Functions of Behavior - Part 4


For some children, problem behaviors arise due to the need for sensory stimulation. Problem behaviors vary in intensity, ranging from repetitive tapping leg, to spinning in circles, to self-injurious behaviors (ex: head banging) to achieve a sensory need. It’s important to understand that many of these behaviors are considered automatic and emphasis should be placed on meeting those sensory needs in a more effective or appropriate manner.

What can we do about this? Provide a replacement behavior or redirect.

  1. Validate & Replace - It’s important to validate the need for sensory input, while also providing a tangible replacement. For example, “I see you need to chew on something, here is a chewy ring instead of your shirt.”
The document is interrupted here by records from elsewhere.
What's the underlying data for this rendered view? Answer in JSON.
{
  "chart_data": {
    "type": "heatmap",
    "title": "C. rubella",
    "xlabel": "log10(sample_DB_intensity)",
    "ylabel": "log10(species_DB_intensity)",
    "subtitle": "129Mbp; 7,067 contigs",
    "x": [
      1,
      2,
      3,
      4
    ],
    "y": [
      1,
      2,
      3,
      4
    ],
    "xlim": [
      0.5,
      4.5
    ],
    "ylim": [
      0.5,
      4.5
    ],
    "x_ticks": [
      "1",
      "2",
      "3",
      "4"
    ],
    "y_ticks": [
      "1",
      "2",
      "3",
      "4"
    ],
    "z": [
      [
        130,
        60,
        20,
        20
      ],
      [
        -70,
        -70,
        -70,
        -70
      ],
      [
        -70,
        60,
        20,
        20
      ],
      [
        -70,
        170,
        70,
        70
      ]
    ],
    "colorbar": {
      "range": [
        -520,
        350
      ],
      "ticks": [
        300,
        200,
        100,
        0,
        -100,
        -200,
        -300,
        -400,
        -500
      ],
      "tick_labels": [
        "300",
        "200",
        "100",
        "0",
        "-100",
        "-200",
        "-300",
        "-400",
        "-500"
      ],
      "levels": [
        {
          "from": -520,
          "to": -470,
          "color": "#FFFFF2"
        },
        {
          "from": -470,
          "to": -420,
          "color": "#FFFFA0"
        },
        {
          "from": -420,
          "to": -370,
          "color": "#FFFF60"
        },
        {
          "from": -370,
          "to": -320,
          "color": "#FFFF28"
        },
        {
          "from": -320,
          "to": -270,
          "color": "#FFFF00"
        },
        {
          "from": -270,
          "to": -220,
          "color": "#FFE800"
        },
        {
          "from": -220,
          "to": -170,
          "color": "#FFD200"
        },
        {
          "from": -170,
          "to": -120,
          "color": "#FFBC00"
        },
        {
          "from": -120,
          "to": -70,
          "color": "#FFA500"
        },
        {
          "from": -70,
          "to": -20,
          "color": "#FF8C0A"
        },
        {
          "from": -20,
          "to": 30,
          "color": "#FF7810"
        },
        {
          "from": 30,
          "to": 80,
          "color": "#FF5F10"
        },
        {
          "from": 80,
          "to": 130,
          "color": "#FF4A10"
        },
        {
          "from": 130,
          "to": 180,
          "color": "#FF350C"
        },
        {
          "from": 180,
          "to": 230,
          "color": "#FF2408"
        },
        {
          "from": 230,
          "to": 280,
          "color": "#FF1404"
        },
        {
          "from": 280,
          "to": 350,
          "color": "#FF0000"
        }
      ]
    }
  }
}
    1. Expecting a child to halt all sensory seeking behaviors is only temporary, they will eventually engage in it again. This is why replacement behaviors are so important!

  2. Structured Sensory Time - Provide structured opportunities to engage in sensory regulation. Make sure to set aside time to move the body physically (ex: jumping, spinning, deep body squeezes) or use of sensory objects (ex: fidgets, putty, soft textures).

    1. This could involve scheduling 10 minutes of sensory time before homework, after lunch, or when noticing sensory seeking behaviors.

  3. Praise - Make sure to acknowledge their ability to ask for or independently use alternative sensory uses, or the ability to transition to a different task or activity.